File metadata and controls

31 lines (24 loc) · 2.58 KB

Prov-Corp

A model for provenance-aware methods for the interoperability of linguistic corpora.

Introduction

This repository is part of the Provenance for Linguistic Corpora Through Nanopublications paper written by Timo Lek, Anna de Groot, Tobias Kuhn, and Roser Morante (VU University Amsterdam).

Content

  • The public nanopublications that are generated as part of this project can be found in the 'np' directory.
  • The SPARQL queries that are used to query the nanopublications can be found in the 'queries' directory, the output is in a separate folder.
  • The docker-compose file that is used to start the Virtuose container to load the nanopublication and query them can be found in the 'src' directory. (https://hub.docker.com/r/tenforce/virtuoso/)
  • The np script to use the java-nanopublication library can also be found in the 'src' directory. (https://github.com/Nanopublication/nanopub-java)
  • The code that is used to generate the nanopublications can be found in the 'src/nanopubs' directory.

Getting Started

NOTE: Since the np script of the java-nanopublication library is only working on Linux, the code also has to be executed on a Linux Operating System. Furthermore, Python 3.6, 'curl' and Java have to be installed.

Step 0:

To be able to use the code one need to have access to the factbank_v1 and PARC3 (WSJ folders 00 and 01) corpora. These folders need to be placed in a folder called 'corpora' inside the 'src/nanopubs' directory.

Step 1:

Running the code is straight forward. one only has to execute the 'run_all.sh' inside the 'src/nanopubs' directory.

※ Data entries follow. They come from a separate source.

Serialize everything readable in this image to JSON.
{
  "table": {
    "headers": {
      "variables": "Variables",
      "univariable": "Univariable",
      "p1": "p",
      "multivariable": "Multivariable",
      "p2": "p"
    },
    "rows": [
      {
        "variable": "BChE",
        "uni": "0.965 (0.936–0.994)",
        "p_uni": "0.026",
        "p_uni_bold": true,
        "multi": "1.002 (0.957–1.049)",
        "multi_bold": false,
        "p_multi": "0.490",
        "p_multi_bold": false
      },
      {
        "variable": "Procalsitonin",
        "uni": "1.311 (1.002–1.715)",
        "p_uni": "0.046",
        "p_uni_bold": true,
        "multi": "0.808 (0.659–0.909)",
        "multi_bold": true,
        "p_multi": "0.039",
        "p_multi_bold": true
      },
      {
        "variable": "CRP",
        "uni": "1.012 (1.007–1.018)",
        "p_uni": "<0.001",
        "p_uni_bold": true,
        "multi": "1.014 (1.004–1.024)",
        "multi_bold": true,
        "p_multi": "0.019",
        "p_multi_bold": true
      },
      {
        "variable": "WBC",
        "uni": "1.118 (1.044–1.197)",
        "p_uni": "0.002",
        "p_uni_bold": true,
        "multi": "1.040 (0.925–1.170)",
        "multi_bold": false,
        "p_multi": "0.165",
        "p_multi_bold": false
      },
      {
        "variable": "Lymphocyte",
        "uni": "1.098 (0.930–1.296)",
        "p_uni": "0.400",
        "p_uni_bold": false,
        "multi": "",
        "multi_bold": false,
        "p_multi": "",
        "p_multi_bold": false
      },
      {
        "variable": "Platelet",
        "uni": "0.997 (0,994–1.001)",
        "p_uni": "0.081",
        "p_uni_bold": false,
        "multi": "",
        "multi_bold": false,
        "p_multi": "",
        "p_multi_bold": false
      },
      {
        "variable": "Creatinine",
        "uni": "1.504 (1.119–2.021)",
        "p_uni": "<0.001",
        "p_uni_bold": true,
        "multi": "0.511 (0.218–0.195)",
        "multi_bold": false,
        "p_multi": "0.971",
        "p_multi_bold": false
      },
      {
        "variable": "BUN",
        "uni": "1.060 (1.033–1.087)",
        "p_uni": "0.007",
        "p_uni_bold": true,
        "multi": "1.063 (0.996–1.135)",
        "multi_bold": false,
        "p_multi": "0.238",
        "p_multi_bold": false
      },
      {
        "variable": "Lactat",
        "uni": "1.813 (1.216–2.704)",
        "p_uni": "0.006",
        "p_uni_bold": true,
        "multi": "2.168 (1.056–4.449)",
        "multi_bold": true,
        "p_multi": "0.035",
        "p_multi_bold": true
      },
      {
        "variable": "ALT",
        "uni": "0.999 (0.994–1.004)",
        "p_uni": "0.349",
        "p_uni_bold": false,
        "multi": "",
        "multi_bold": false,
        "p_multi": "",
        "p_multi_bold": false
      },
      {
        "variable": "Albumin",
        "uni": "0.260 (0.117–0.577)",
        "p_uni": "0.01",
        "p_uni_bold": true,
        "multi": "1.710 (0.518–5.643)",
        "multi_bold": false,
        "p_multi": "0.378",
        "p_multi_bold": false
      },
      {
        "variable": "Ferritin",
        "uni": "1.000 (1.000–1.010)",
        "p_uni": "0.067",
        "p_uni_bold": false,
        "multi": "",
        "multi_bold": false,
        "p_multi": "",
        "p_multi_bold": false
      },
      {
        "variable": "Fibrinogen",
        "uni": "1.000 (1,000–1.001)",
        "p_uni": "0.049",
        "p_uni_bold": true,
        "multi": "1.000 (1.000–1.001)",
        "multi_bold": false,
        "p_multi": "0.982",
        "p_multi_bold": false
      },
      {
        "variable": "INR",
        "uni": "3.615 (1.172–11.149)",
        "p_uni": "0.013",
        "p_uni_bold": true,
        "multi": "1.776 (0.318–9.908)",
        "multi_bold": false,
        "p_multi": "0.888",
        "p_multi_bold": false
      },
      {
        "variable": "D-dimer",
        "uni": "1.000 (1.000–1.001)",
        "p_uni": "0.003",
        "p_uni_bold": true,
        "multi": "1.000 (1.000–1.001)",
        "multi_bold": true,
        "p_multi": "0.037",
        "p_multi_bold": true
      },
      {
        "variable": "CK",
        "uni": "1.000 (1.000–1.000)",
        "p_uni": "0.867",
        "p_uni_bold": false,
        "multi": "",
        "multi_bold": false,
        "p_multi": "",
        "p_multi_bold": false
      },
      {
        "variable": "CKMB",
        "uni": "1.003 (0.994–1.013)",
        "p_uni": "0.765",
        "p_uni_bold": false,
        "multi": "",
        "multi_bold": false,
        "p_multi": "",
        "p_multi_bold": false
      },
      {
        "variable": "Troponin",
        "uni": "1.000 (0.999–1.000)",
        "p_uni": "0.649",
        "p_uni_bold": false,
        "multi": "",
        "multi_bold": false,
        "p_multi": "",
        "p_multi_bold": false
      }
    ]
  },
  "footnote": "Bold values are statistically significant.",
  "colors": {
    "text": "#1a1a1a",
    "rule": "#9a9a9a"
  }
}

Note: To make sure that you get the correct results make sure that the 'results' folders are deleted from the 'src/nanopubs/Factbank' and 'src/nanopubs/PARC' directories. On the first time that the np script is used it will download the most recent .jar library to execute the commands.

Step 2:

Once the bash file has been executed all the nanopublications will be saved as NQuads in the 'src/data/toLoad' directory. These can now be queried using Virtuoso. To launch Virtuoso you can type docker-compose up in the 'src' directory. NOTE: For Virtuoso container to work Docker has to be installed.

Step 3:

Once the container is active, you can go to 'localhost:8890/sparql' in the browser and execute the queries in the 'queries' directory. NOTE: Some queries make use of of specific Trusty URIs that can change when the nanopublications are generated again. The correct URIs can therefore be found in the trusty files in results folders of the 'src/nanopubs/Factbank' and 'src/nanopubs/PARC' directories.